American rapper A$AP Rocky was brought to court in handcuffs for the second day of his assault trial in Sweden on Thursday, in a case being closely watched by Donald Trump and monitored from the courtroom by the President's special envoy for hostage affairs.
A$AP Rocky, whose real name is Rakim Mayers, pleaded not guilty to assault charges on Tuesday after being detained following a street brawl in the Swedish capital Stockholm on June 30.
The artist, whose case has fueled a diplomatic quarrel after repeated interventions from Trump's administration, is expected to address the court with his testimony on Thursday once an interrogation of the alleged victim has concluded.
A$AP Rocky's lawyer, Slobodan Jovicic, began proceedings by grilling the alleged victim about why he started talking to the rapper's bodyguard.

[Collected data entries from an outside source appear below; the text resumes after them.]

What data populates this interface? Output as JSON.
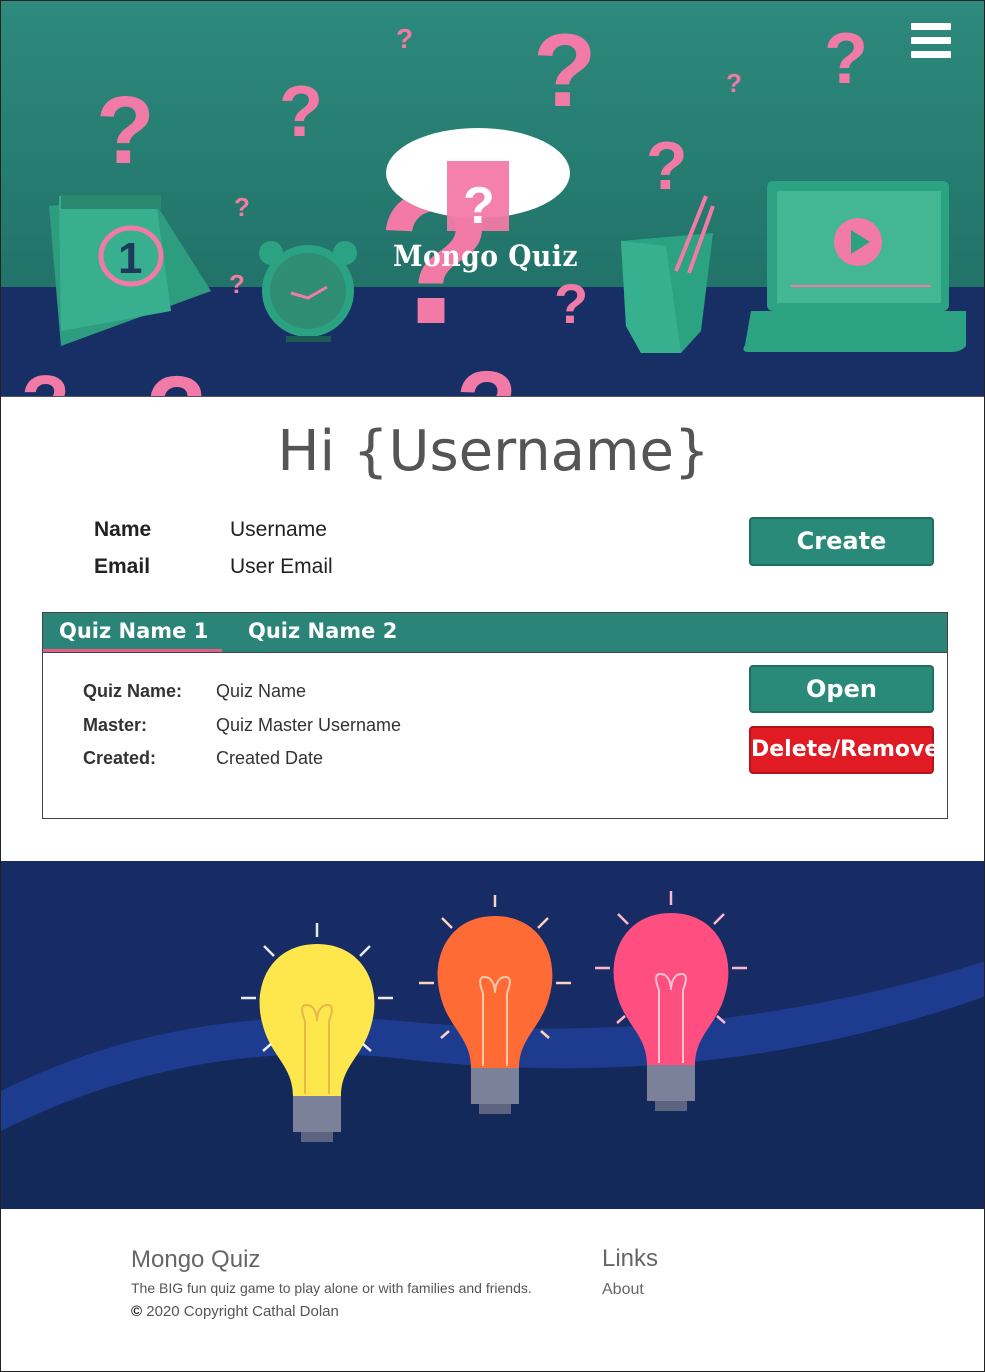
{
  "hero": {
    "logo_text": "Mongo Quiz",
    "menu_icon": "hamburger-menu-icon"
  },
  "profile": {
    "greeting": "Hi {Username}",
    "name_label": "Name",
    "name_value": "Username",
    "email_label": "Email",
    "email_value": "User Email",
    "create_label": "Create"
  },
  "quizzes": {
    "tabs": [
      {
        "label": "Quiz Name 1",
        "active": true
      },
      {
        "label": "Quiz Name 2",
        "active": false
      }
    ],
    "details": {
      "quiz_name_label": "Quiz Name:",
      "quiz_name_value": "Quiz Name",
      "master_label": "Master:",
      "master_value": "Quiz Master Username",
      "created_label": "Created:",
      "created_value": "Created Date"
    },
    "open_label": "Open",
    "delete_label": "Delete/Remove"
  },
  "footer": {
    "title": "Mongo Quiz",
    "description": "The BIG fun quiz game to play alone or with families and friends.",
    "copyright_symbol": "©",
    "copyright": "2020 Copyright Cathal Dolan",
    "links_title": "Links",
    "links": [
      "About"
    ]
  },
  "colors": {
    "brand_green": "#2a8a7a",
    "accent_pink": "#f27aa6",
    "danger_red": "#e01b24",
    "navy": "#172c64"
  }
}
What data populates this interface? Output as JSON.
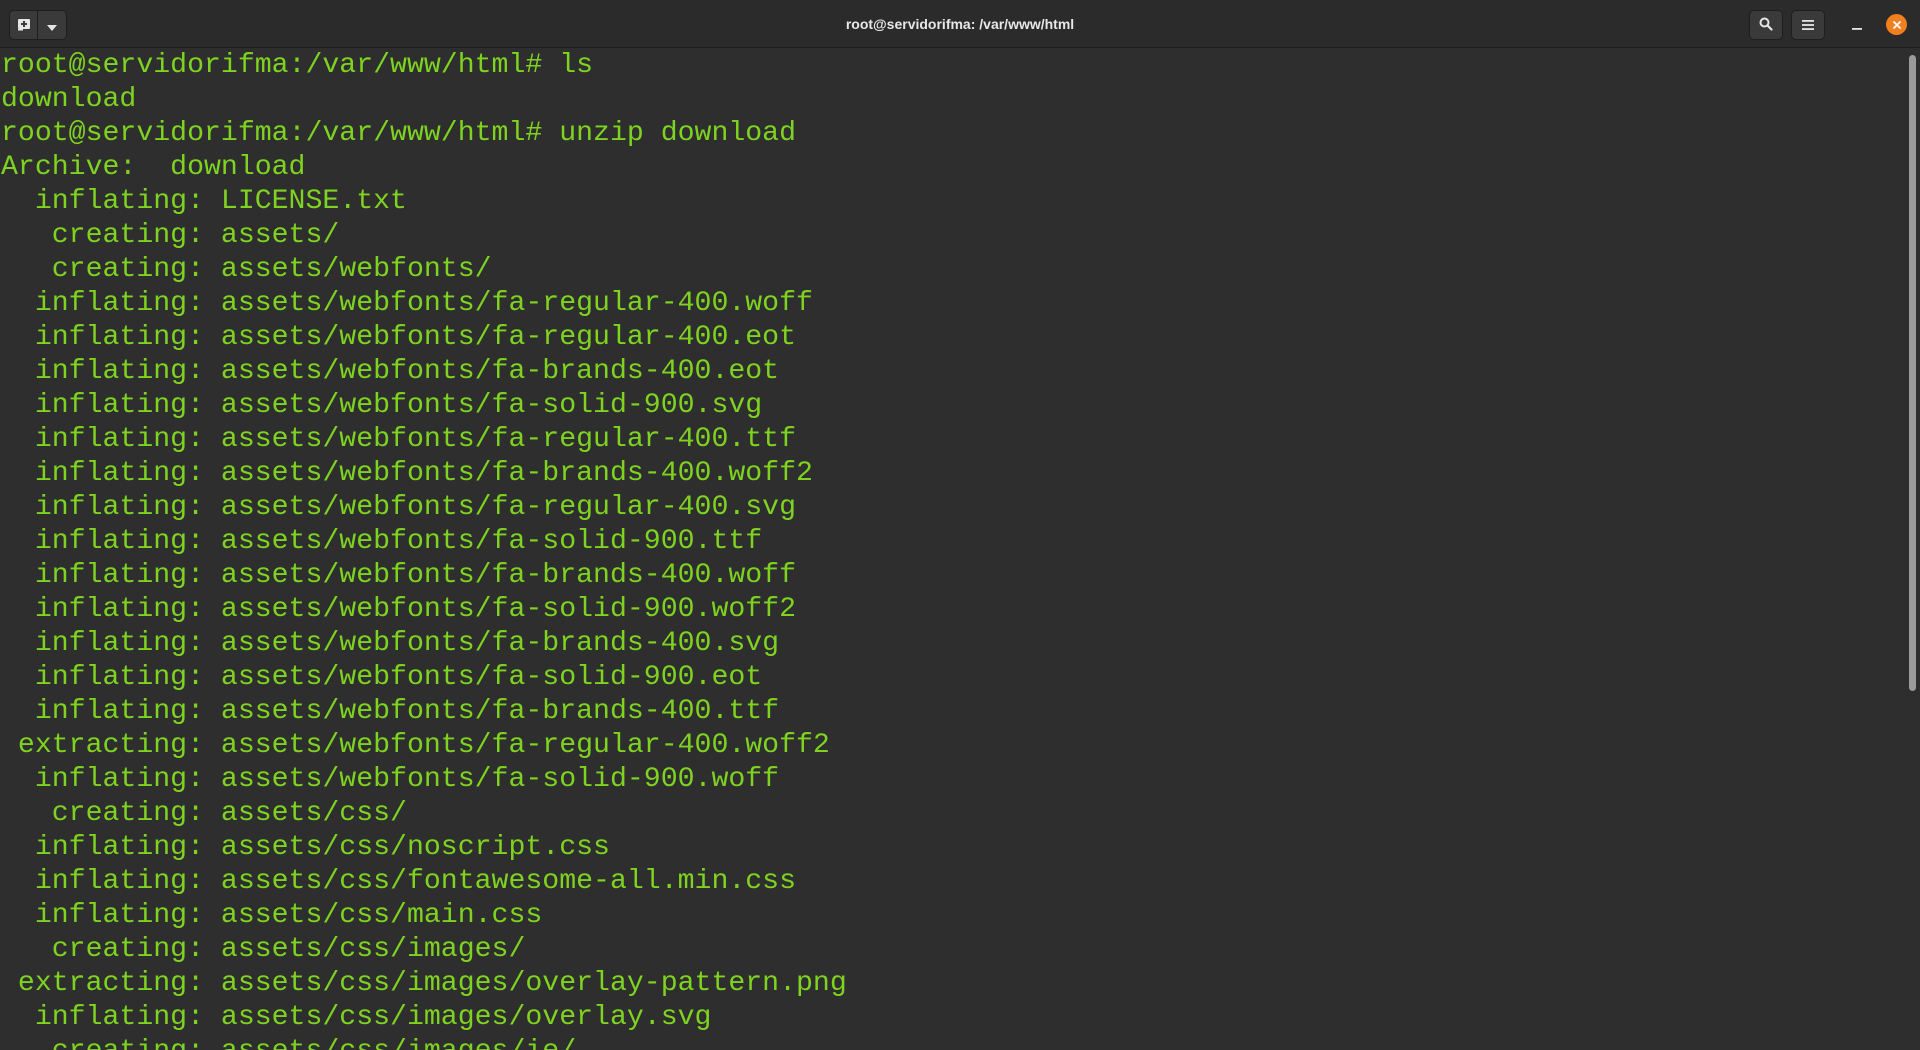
{
  "window": {
    "title": "root@servidorifma: /var/www/html"
  },
  "titlebar": {
    "new_tab_icon": "new-tab-icon",
    "tab_menu_icon": "chevron-down-icon",
    "search_icon": "search-icon",
    "menu_icon": "hamburger-menu-icon",
    "minimize_icon": "minimize-icon",
    "close_icon": "close-icon"
  },
  "colors": {
    "terminal_background": "#2e2e2e",
    "terminal_text": "#7ed321",
    "close_button": "#f07f1e"
  },
  "terminal": {
    "lines": [
      "root@servidorifma:/var/www/html# ls",
      "download",
      "root@servidorifma:/var/www/html# unzip download",
      "Archive:  download",
      "  inflating: LICENSE.txt",
      "   creating: assets/",
      "   creating: assets/webfonts/",
      "  inflating: assets/webfonts/fa-regular-400.woff",
      "  inflating: assets/webfonts/fa-regular-400.eot",
      "  inflating: assets/webfonts/fa-brands-400.eot",
      "  inflating: assets/webfonts/fa-solid-900.svg",
      "  inflating: assets/webfonts/fa-regular-400.ttf",
      "  inflating: assets/webfonts/fa-brands-400.woff2",
      "  inflating: assets/webfonts/fa-regular-400.svg",
      "  inflating: assets/webfonts/fa-solid-900.ttf",
      "  inflating: assets/webfonts/fa-brands-400.woff",
      "  inflating: assets/webfonts/fa-solid-900.woff2",
      "  inflating: assets/webfonts/fa-brands-400.svg",
      "  inflating: assets/webfonts/fa-solid-900.eot",
      "  inflating: assets/webfonts/fa-brands-400.ttf",
      " extracting: assets/webfonts/fa-regular-400.woff2",
      "  inflating: assets/webfonts/fa-solid-900.woff",
      "   creating: assets/css/",
      "  inflating: assets/css/noscript.css",
      "  inflating: assets/css/fontawesome-all.min.css",
      "  inflating: assets/css/main.css",
      "   creating: assets/css/images/",
      " extracting: assets/css/images/overlay-pattern.png",
      "  inflating: assets/css/images/overlay.svg",
      "   creating: assets/css/images/ie/"
    ]
  }
}
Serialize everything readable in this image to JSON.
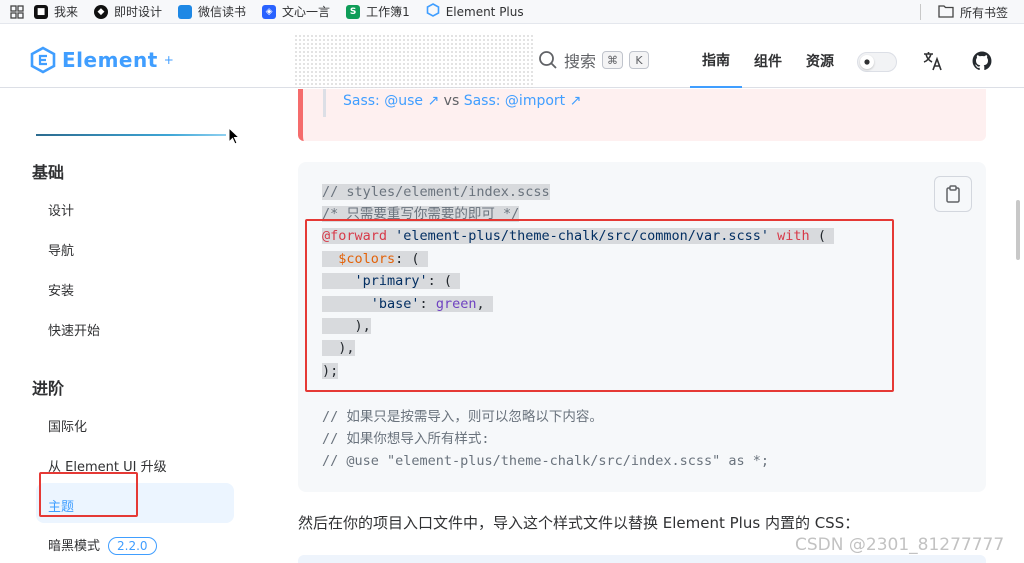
{
  "bookmarks": {
    "items": [
      {
        "label": "我来",
        "icon": "wolai-icon",
        "color": "#111111"
      },
      {
        "label": "即时设计",
        "icon": "jsdesign-icon",
        "color": "#111111"
      },
      {
        "label": "微信读书",
        "icon": "weread-icon",
        "color": "#1e88e5"
      },
      {
        "label": "文心一言",
        "icon": "yiyan-icon",
        "color": "#2962ff"
      },
      {
        "label": "工作簿1",
        "icon": "sheet-icon",
        "color": "#0f9d58"
      },
      {
        "label": "Element Plus",
        "icon": "element-plus-icon",
        "color": "#409eff"
      }
    ],
    "all_label": "所有书签"
  },
  "header": {
    "logo_text": "Element",
    "logo_sup": "+",
    "search_label": "搜索",
    "kbd_cmd": "⌘",
    "kbd_k": "K",
    "nav": [
      {
        "label": "指南",
        "active": true
      },
      {
        "label": "组件",
        "active": false
      },
      {
        "label": "资源",
        "active": false
      }
    ]
  },
  "sidebar": {
    "group_basic": "基础",
    "basic_items": [
      "设计",
      "导航",
      "安装",
      "快速开始"
    ],
    "group_advanced": "进阶",
    "advanced_items": [
      "国际化",
      "从 Element UI 升级",
      "主题",
      "暗黑模式"
    ],
    "dark_badge": "2.2.0",
    "active_item": "主题"
  },
  "tip": {
    "link1": "Sass: @use",
    "vs": "vs",
    "link2": "Sass: @import"
  },
  "code": {
    "lines": [
      "// styles/element/index.scss",
      "/* 只需要重写你需要的即可 */",
      "@forward",
      " 'element-plus/theme-chalk/src/common/var.scss'",
      " with",
      " (",
      "  $colors",
      ": (",
      "    'primary'",
      ": (",
      "      'base'",
      ": ",
      "green",
      ",",
      "    ),",
      "  ),",
      ");",
      "// 如果只是按需导入，则可以忽略以下内容。",
      "// 如果你想导入所有样式:",
      "// @use \"element-plus/theme-chalk/src/index.scss\" as *;"
    ]
  },
  "paragraph": "然后在你的项目入口文件中，导入这个样式文件以替换 Element Plus 内置的 CSS：",
  "watermark": "CSDN @2301_81277777",
  "colors": {
    "accent": "#409eff",
    "highlight_box": "#e53935"
  }
}
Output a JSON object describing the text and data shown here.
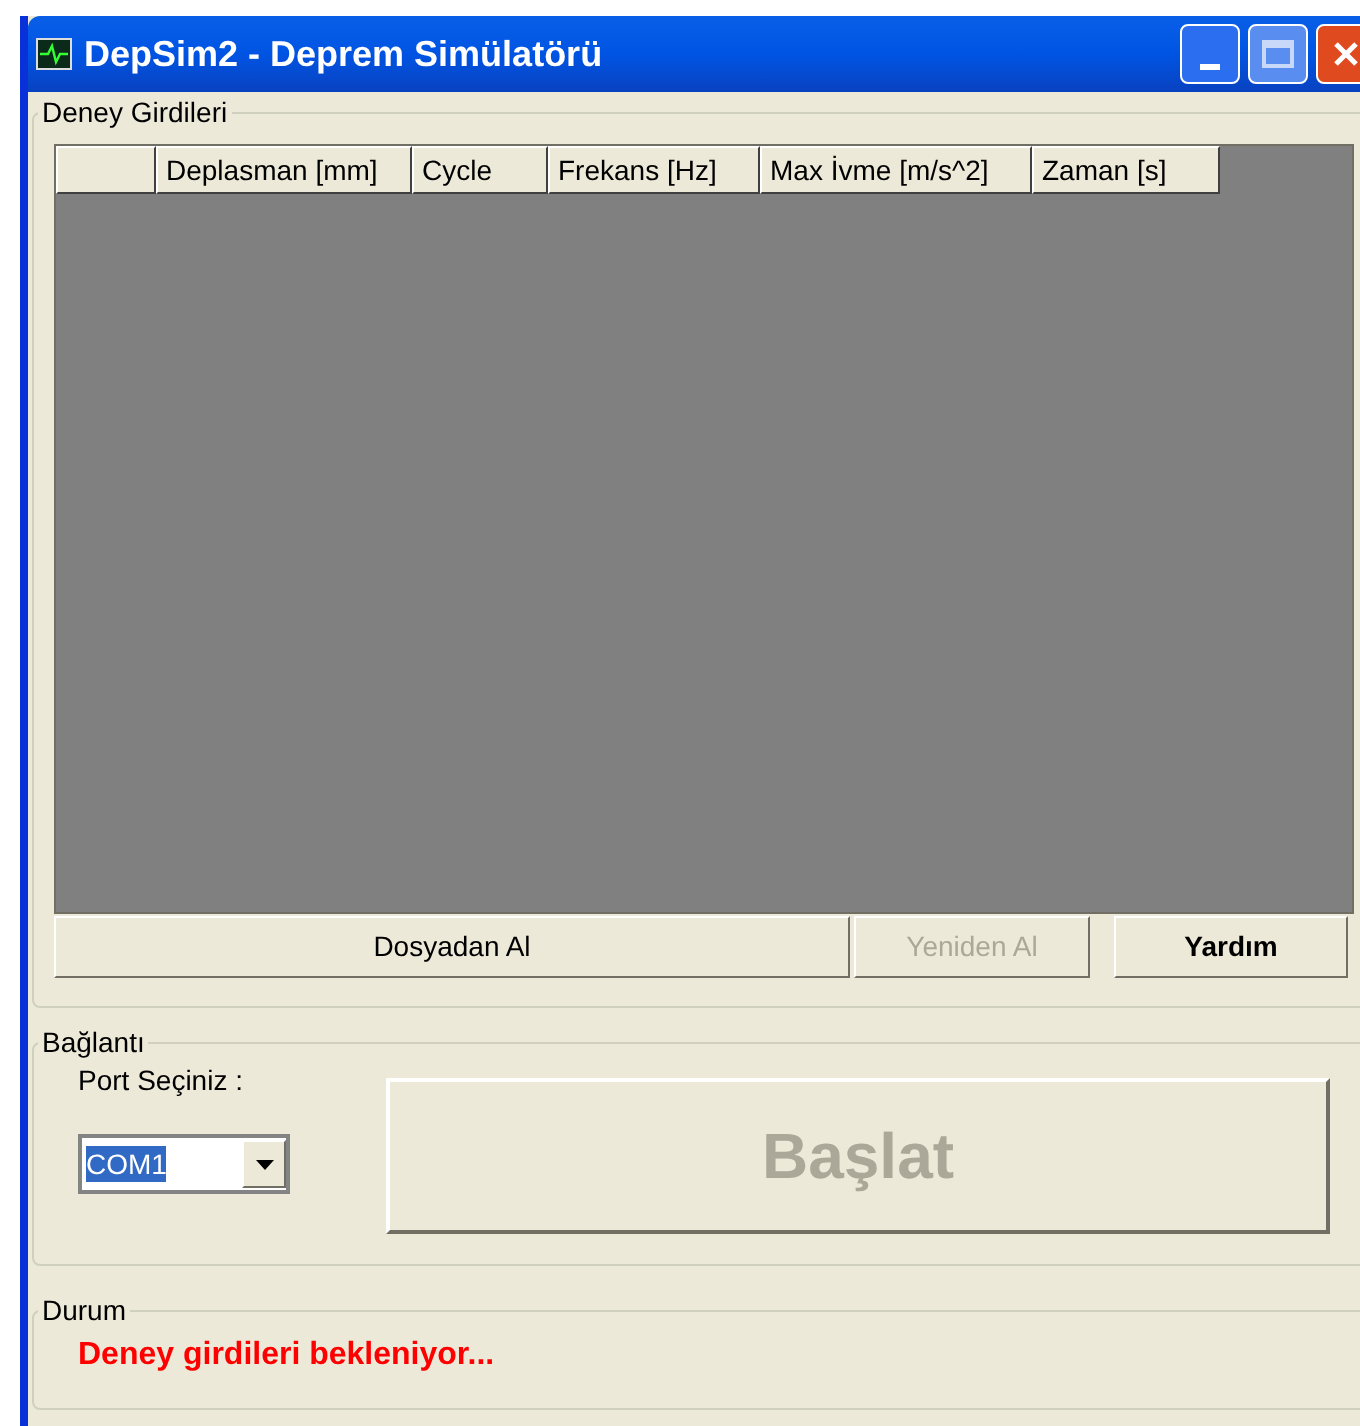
{
  "window": {
    "title": "DepSim2 - Deprem Simülatörü"
  },
  "inputs_group": {
    "title": "Deney Girdileri",
    "columns": [
      "",
      "Deplasman [mm]",
      "Cycle",
      "Frekans [Hz]",
      "Max İvme [m/s^2]",
      "Zaman [s]"
    ],
    "buttons": [
      {
        "label": "Dosyadan Al",
        "disabled": false,
        "emphasized": false
      },
      {
        "label": "Yeniden Al",
        "disabled": true,
        "emphasized": false
      },
      {
        "label": "Yardım",
        "disabled": false,
        "emphasized": true
      }
    ]
  },
  "connection_group": {
    "title": "Bağlantı",
    "port_label": "Port Seçiniz :",
    "port_value": "COM1",
    "port_value_highlighted": true,
    "start_button": {
      "label": "Başlat",
      "disabled": true
    }
  },
  "status_group": {
    "title": "Durum",
    "message": "Deney girdileri bekleniyor..."
  }
}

"To me they were just normal people. I didn't recognize them," the alleged victim said, adding that he approached the bodyguard to ask for help finding his friend.
The court was also shown surveillance footage of the brawl, in which the rapper and his two co-defendants, Bladimir Corniel and David Rispers, assert they were acting in self defense.
Surveillance footage analyzed
The second day of the trial began with continued interrogation of the alleged victim, who says A$AP Rocky and his entourage assaulted him by kicking and beating him with a glass bottle or part of one while he lay on the ground.
The alleged victim told the rapper's lawyer Jovicic he was surprised by the behavior of A$AP Rocky and his entourage, whom he claimed were pushing him away as he searched for his friend.
But Jovicic pressed the alleged victim on why he approached the group in the first place.
"Out of all the people in this square, you feel it appropriate to ask these people, whose language you don't even understand?," he asked. The alleged victim spoke in Persian and his answers were translated in the courtroom.
Jovicic also played a clip from a cell phone where it appears the victim was trying to strike the rapper's bodyguard with his fist and rings, followed by an attempt to hit him with headphones.
The alleged victim was also probed by Corniel's lawyer, Martin Persson, on whether a bottle was used in the attack, as previously claimed during Tuesday's hearing.
After viewing stills from a video of the incident, Persson referred to the alleged attackers and told the victim: "So none of the eight hands in these photos actually holds a bottle."
"I asked if they had the bottles from the beginning when they approached you and you said yes. Why are you unsure of this now?," the lawyer added.
The alleged victim replied: "My wounds have not come from nowhere. Would they have come from the air? There are witnesses that can attest to this."
The images only show "a short sequence of what happened. I was trying to get away," he added.
In photos of the crime scene displayed to the court on Tuesday, a broken glass bottle was visible on the street where the brawl took place and a fragment of what appeared to be the same bottle could be seen stuck in A$AP Rocky's sweater.
Footage of the altercation posted by TMZ and clips shared by A$AP Rocky himself, which have been at the heart of the investigation, were also played in court on Tuesday.
Under Swedish law, A$AP Rocky could face a maximum penalty of two years in prison. However, according to Swedish media, the prosecutors have indicated they do not expect to ask for the maximum penalty.
Presidential presence in courtroom
Presidential Hostage Affairs Envoy Robert C. O'Brien greeted A$AP Rocky's mother with a handshake as proceedings began.
O'Brien's presence in the courtroom, for the second day of the trial, marks the latest move from the Oval Office in a trial that is being closely watched by Trump and has caused a diplomatic quarrel between the President and his Swedish counterparts.
It comes after O'Brien told CNN on Tuesday that Trump wants the rapper and his two co-defendants, Corniel and Rispers, to "come home as soon as possible."
Trump has repeatedly pressed Swedish Prime Minister Stefan Löfven to free A$AP Rocky on Twitter, but his efforts have been rebuffed by the country's government.
A$AP Rocky is expected to testify later on Thursday. Jovicic maintains his client did not commit any crime. The rapper asserts that he was acting in self-defense when he threw the victim to the ground and stepped on his arm.
The trial, at a packed Stockholm District Court, has attracted the world's media, and judge Per Lennerbrant told the courtroom on Thursday he wanted its focus to remain on the incident in question.
"This case is about an alleged assault that happened here in Stockholm. Nothing else. I want to say this to everyone, ahead of today's questioning," he said at the start of proceedings.
The trial is set to conclude on Friday, when closing arguments will be made, but Lennerbrant suggested on Thursday that proceedings are running behind schedule and a further day may be needed.